I elected to "think outside of the box" after I was told by a well-regarded trailer manufacturer in Houston that "There is nothing made for those tiny boat trailers". 

I came up with the answer after thinking more about the problem, and after seeing a commerical device that seemed to address the issue. If I could get the boat to simply stay on-line when I powered her up the trailer's length, then there would be no problem at all.

I posted three pictures below. The old roller (which remains and isn't moved at all); and two views of the plywood ..V...ramp that I added just forward of the old roller. I had to buy a galvanized support from that same trailer guy. He said that "lots of people come up with creative solutions". 

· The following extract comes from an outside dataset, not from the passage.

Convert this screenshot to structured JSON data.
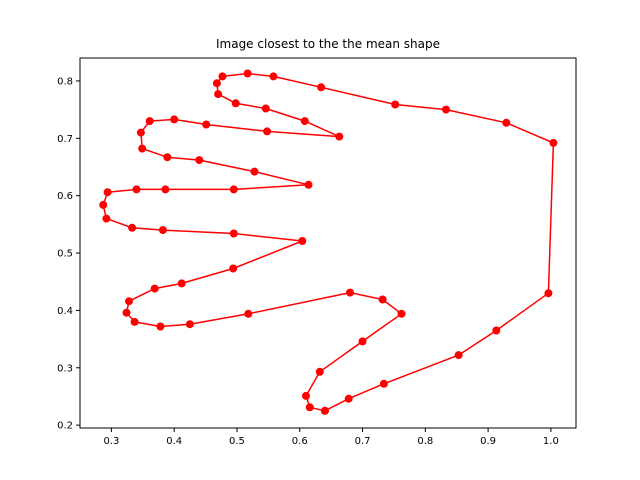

Tried it out today and, for the first time, I was able to confidently drive the boat right up and tight onto its stop richg99


----------



## lckstckn2smknbrls (Nov 15, 2015)

No Pictures.


----------



## richg99 (Nov 15, 2015)

weird....they show up fine on my Chromebook and on my Android phone, too.????

I'll see if I can find another way to post them. Thanks for the head's up.

richg99


----------



## richg99 (Nov 15, 2015)

See if this will work.....


----------



## richg99 (Nov 15, 2015)

Did that work???

richg99


----------



## lckstckn2smknbrls (Nov 15, 2015)

richg99 said:


> Did that work???
> 
> richg99


Yes


----------



## Johnny (Nov 15, 2015)

American Ingenuity and at a modest cost too !!!!

good job


----------



## richg99 (Nov 15, 2015)

Thanks. The galvanized fitting from the trailer company cost about $14.00. He threw in the two aluminum bottom plates for free. I added some galvanized bolts and nuts and a chunk of plywood that I already owned.

So, yes.....pretty cheap fix. richg99


----------



## TNtroller (Nov 16, 2015)

Looks good and works, can't get much better. Congrats.


----------



## richg99 (Nov 16, 2015)

Thanks. I am considering adding 2 aluminum sheets, one in the front and one in the back. That would give some support. The area where the hole is drilled is the weakest spot.

Catching any crappies these days?

richg99


----------



## TNtroller (Nov 16, 2015)

LOL, no on the catching part. Been wearing the fishing part out, but need a tremendous amount of work on the catchin' side of the trips. It's been a long dry spell for me unfortnately.


----------



## richg99 (Nov 16, 2015)

Well, I am back in TX for the Winter.

I've caught some nice LM Bass, and I had a decent outing catching Speckled Trout. I can't though, for life of me, find a redfish. They are my favorite target. 

Weather has NOT cooperated. Just keep on trying I guess. regards, richg99


----------



## RiverBottomOutdoors (Nov 19, 2015)

Around these parts we'd say that's slicker than a minnow's p--cker.


----------



## richg99 (Nov 19, 2015)

Thanks,. Just used it for the second time this afternoon. Sure works. 

I have another improvement that I added. More later. richg99


----------



## richg99 (Nov 21, 2015)

Next improvement....I added an extension onto the trailer tongue...

If you own a boat, you ALWAYS have something to do!!! Ha Ha

richg99

https://www.tinboats.net/forum/viewtopic.php?f=49&t=39534


----------